If this was his aim in writing Consider Phlebas, it was completely successful. It might not be the best of all the Culture novels, or the most archetypally Culture novel-like of all the Culture novels, but I disagree with those who say it’s somehow lacking or unrepresentative compared to the rest of the series. If anything, the opposite is true. And for this reason I think it also makes a very good entry point to readers new to the Culture.

A final note.
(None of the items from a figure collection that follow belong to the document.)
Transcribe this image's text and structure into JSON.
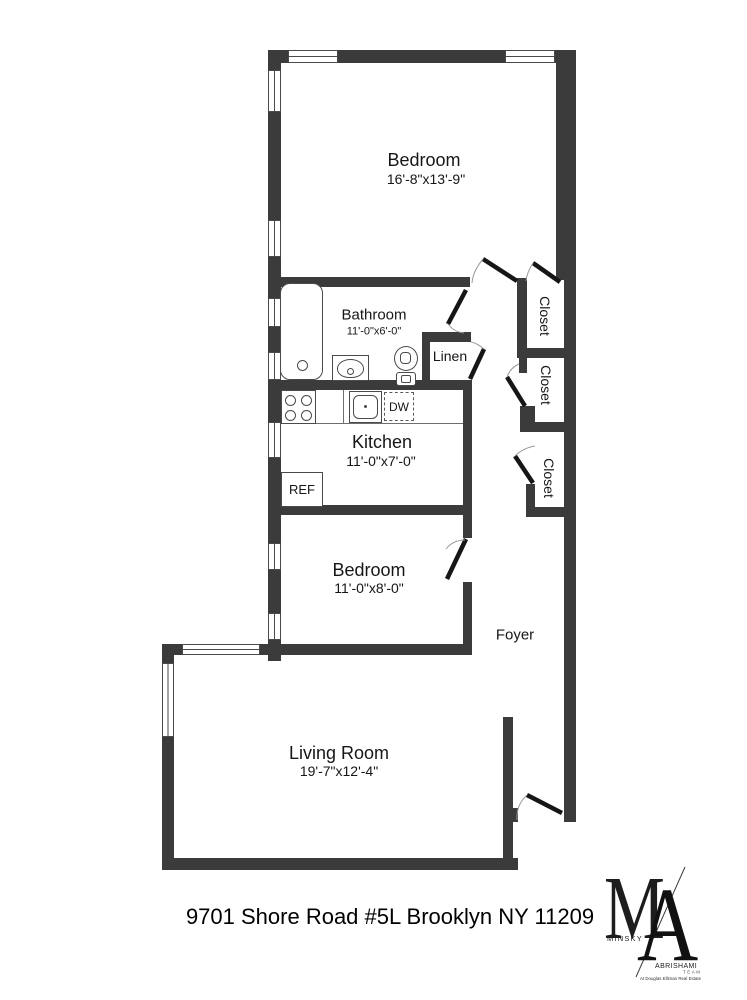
{
  "rooms": {
    "bedroom1": {
      "name": "Bedroom",
      "dims": "16'-8\"x13'-9\""
    },
    "bathroom": {
      "name": "Bathroom",
      "dims": "11'-0\"x6'-0\""
    },
    "linen": {
      "name": "Linen"
    },
    "kitchen": {
      "name": "Kitchen",
      "dims": "11'-0\"x7'-0\""
    },
    "bedroom2": {
      "name": "Bedroom",
      "dims": "11'-0\"x8'-0\""
    },
    "living_room": {
      "name": "Living Room",
      "dims": "19'-7\"x12'-4\""
    },
    "foyer": {
      "name": "Foyer"
    },
    "closet_top": {
      "name": "Closet"
    },
    "closet_middle": {
      "name": "Closet"
    },
    "closet_bottom": {
      "name": "Closet"
    }
  },
  "appliances": {
    "refrigerator": "REF",
    "dishwasher": "DW"
  },
  "footer": {
    "address": "9701 Shore Road #5L Brooklyn NY 11209"
  },
  "logo": {
    "monogram_m": "M",
    "monogram_a": "A",
    "name_line1": "MINSKY",
    "name_line2": "ABRISHAMI",
    "team": "TEAM",
    "tagline": "At Douglas Elliman Real Estate"
  },
  "colors": {
    "wall": "#3b3b3b",
    "door_leaf": "#161616",
    "door_arc": "#9a9a9a"
  }
}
In my view, Consider Phlebas has something lacking from many of its successor Culture novels: equipoise. There is genuine uncertainty of outcome; a real sense in much of the book that the Culture faces an existential threat, and that either side could win, even if by the end it becomes apparent that the odds were always stacked in the Culture’s favour. In many of the subsequent books, the Culture’s power and pervasiveness undermine much of the inherent potential drama of the stories being told: there might be a sense of individual peril, or even of societal peril – of populations being threatened by brutal and controlling elites. But as a reader, we’re always aware of the huge civilising power of the Culture lurking just off stage, an enormously capable and resourceful saviour figure that may or may not choose to actually save our characters or our worlds (often for obscure reasons, known only to the Minds) – but is still there, all-powerful in potential if not in practice. In subsequent novels, the Culture can feel a bit like Aslan from the Narnia books, or the Greek girl’s dad from the Pulp song Common People – if you could call them, and they came, they could stop it all in an instant – but in Consider Phlebas, there’s still a suggestion that they could come, try to stop it, and fail. The socialist rebel underdog still has a bit of rebel underdog about it.